Oracle Solaris includes a number of alternative implementations with different characteristics that make them suitable for usage in various scenarios. The following list compares the features of the malloc(3C), bsdmalloc(3MALLOC), libadimalloc(3LIB), malloc(3MALLOC), mapmalloc(3MALLOC), mtmalloc(3MALLOC), libumem(3LIB), and watchmalloc(3MALLOC), libraries.

  • The default malloc(3C) and malloc(3MALLOC) functions use a single global lock to ensure that only one thread at a time can allocate memory. The libumem(3LIB), libadimalloc(3LIB), and mtmalloc(3MALLOC) functions support concurrent allocations. The bsdmalloc(3MALLOC) functions have no support for concurrency.

  • The bsdmalloc(3MALLOC) functions afford better performance but are space-inefficient and not thread-safe. They also maintain compatibility with historical semantics from the BSD environment of SunOS 4 releases.

  • The malloc(3MALLOC) functions are space-efficient but have slower performance.

  • The default malloc(3C) functions are a trade-off between performance and space-efficiency.

  • The mtmalloc(3MALLOC) functions provide fast, concurrent malloc() implementations that are not space-efficient.

  • The libumem(3LIB) functions provide a fast, concurrent allocation implementation that in most cases is more space-efficient than mtmalloc(3MALLOC).

  • The libumem(3LIB), libadimalloc(3LIB), mtmalloc(3MALLOC), and watchmalloc(3MALLOC) libraries provide additional support for debugging memory allocation problems.

  • The default malloc(3C) functions, the libumem(3LIB) functions, and the libadimalloc(3LIB) functions offer the option to provide detection of buffer overruns, out of bounds pointers, stale pointers, and use after free errors using the SPARC Application Data Integrity (ADI) feature. These are enabled by default in libadimalloc, while the others only use these features if the ADIHEAP security extension is enabled as described above. Using these features reduces the space efficiency of allocations with these libraries, and may affect application performance.

  • Most of these implementations use heap allocations managed with the brk(2) system call. The libmapmalloc(3LIB) functions instead use mmap(2) to reserve memory to allocate blocks from, allowing applications to use brk(2) for their own purposes. libumem(3LIB) allocates heap memory by default, but offers an option to use mmap(2) instead, as described in the umem_alloc(3MALLOC) manual page.

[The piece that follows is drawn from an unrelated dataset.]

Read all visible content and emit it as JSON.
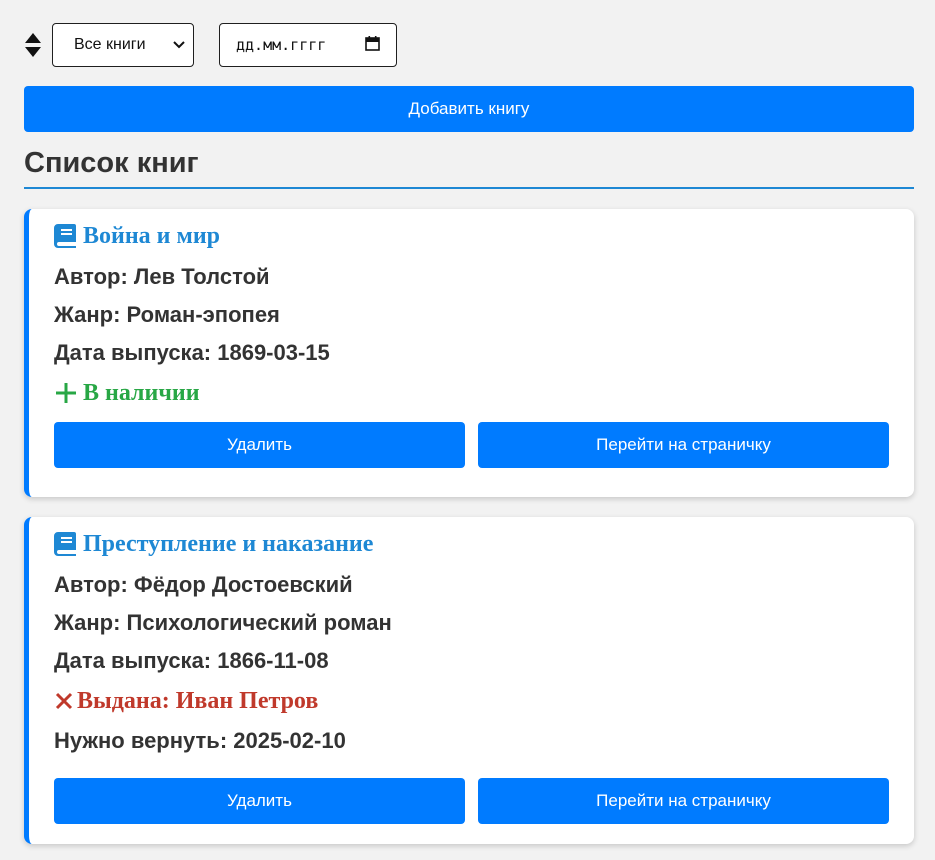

When implementing an alternative implementation of these functions for general use by other software, a library must provide at least all of the following:

  • calloc()
  • free()
  • malloc()
  • malloc_usable_size()
  • memalign()
  • realloc()

Replacements for the following may be optionally provided:

  • freezero()
  • freezeroall()
  • reallocarray()
  • reallocf()
  • valloc()

If replacements are not provided, the default implementations of freezero(), freezeroall(), reallocarray(), reallocf(), and valloc() will call the free(), malloc_usable_size(), realloc(), and memalign() functions provided by the active allocation library.

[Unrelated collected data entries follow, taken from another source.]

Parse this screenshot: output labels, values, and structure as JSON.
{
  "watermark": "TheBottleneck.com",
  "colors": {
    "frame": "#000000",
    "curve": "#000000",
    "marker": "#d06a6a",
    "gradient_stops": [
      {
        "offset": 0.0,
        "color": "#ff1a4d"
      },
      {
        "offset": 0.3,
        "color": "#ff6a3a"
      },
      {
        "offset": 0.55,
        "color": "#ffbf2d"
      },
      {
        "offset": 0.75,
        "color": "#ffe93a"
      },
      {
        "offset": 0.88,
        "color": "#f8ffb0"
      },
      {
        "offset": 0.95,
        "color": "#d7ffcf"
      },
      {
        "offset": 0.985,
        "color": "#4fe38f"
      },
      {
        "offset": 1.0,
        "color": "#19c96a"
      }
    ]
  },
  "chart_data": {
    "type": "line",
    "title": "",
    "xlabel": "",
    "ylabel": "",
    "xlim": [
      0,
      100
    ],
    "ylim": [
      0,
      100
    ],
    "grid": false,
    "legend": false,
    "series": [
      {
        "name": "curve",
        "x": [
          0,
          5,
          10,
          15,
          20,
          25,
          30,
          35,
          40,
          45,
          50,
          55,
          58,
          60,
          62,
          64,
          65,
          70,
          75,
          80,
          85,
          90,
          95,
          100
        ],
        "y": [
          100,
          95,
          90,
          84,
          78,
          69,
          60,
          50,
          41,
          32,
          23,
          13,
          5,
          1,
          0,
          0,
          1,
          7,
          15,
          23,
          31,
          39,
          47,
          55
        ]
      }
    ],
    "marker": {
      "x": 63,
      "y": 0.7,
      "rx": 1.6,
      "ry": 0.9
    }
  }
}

Replacements for the functions aligned_alloc(3C) and posix_memalign(3C) should not be provided by alternative implementations. These functions are provided by libc(3LIB), and call the memalign() and malloc() functions provided by the active allocation library. They are therefore compatible with all alternative malloc implementations that fully support those functions.

Additional functions may be required in the future as APIs evolve.

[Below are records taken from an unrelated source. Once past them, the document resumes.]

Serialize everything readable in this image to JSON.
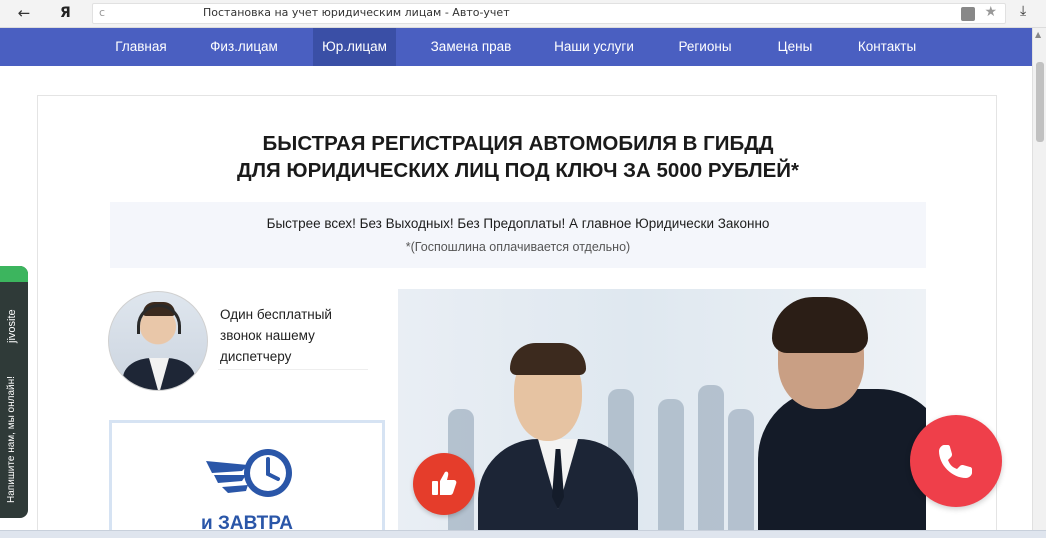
{
  "browser": {
    "back": "←",
    "logo": "Я",
    "reload": "c",
    "tab_title": "Постановка на учет юридическим лицам - Авто-учет",
    "star": "★",
    "download": "⤓"
  },
  "nav": {
    "items": [
      {
        "label": "Главная"
      },
      {
        "label": "Физ.лицам"
      },
      {
        "label": "Юр.лицам"
      },
      {
        "label": "Замена прав"
      },
      {
        "label": "Наши услуги"
      },
      {
        "label": "Регионы"
      },
      {
        "label": "Цены"
      },
      {
        "label": "Контакты"
      }
    ],
    "active_index": 2
  },
  "hero": {
    "headline_line1": "БЫСТРАЯ РЕГИСТРАЦИЯ АВТОМОБИЛЯ В ГИБДД",
    "headline_line2": "ДЛЯ ЮРИДИЧЕСКИХ ЛИЦ ПОД КЛЮЧ ЗА 5000 РУБЛЕЙ*",
    "promo_main": "Быстрее всех! Без Выходных! Без Предоплаты! А главное Юридически Законно",
    "promo_note": "*(Госпошлина оплачивается отдельно)"
  },
  "call_block": {
    "line1": "Один бесплатный",
    "line2": "звонок нашему",
    "line3": "диспетчеру"
  },
  "tomorrow_card": {
    "text": "и ЗАВТРА"
  },
  "jivo": {
    "brand": "jivosite",
    "message": "Напишите нам, мы онлайн!"
  },
  "colors": {
    "nav_bg": "#4a5fc1",
    "accent_blue": "#2a56a8",
    "like_red": "#e53d2b",
    "call_red": "#ef3f4a",
    "jivo_green": "#3cb55e"
  }
}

The malloc(), calloc(), memalign(), realloc(), valloc(), and free() functions have been included in all releases of SunOS and Solaris.

The malloc_usable_size() function was defined in GNU libc 2.0, and was added to Oracle Solaris in the Oracle Solaris 11.4.10 release.

The reallocarray() function was defined in OpenBSD 5.6, and was added to Oracle Solaris in the Oracle Solaris 11.4.10 release.

The reallocf() function was defined in FreeBSD 3.0, and was added to Oracle Solaris in the Oracle Solaris 11.4.12 release.

The freezero() function was defined in OpenBSD 6.2, and was added to Oracle Solaris in the Oracle Solaris 11.4.42 release.

The freezeroall() function was introduced in the Oracle Solaris 11.4.42 release.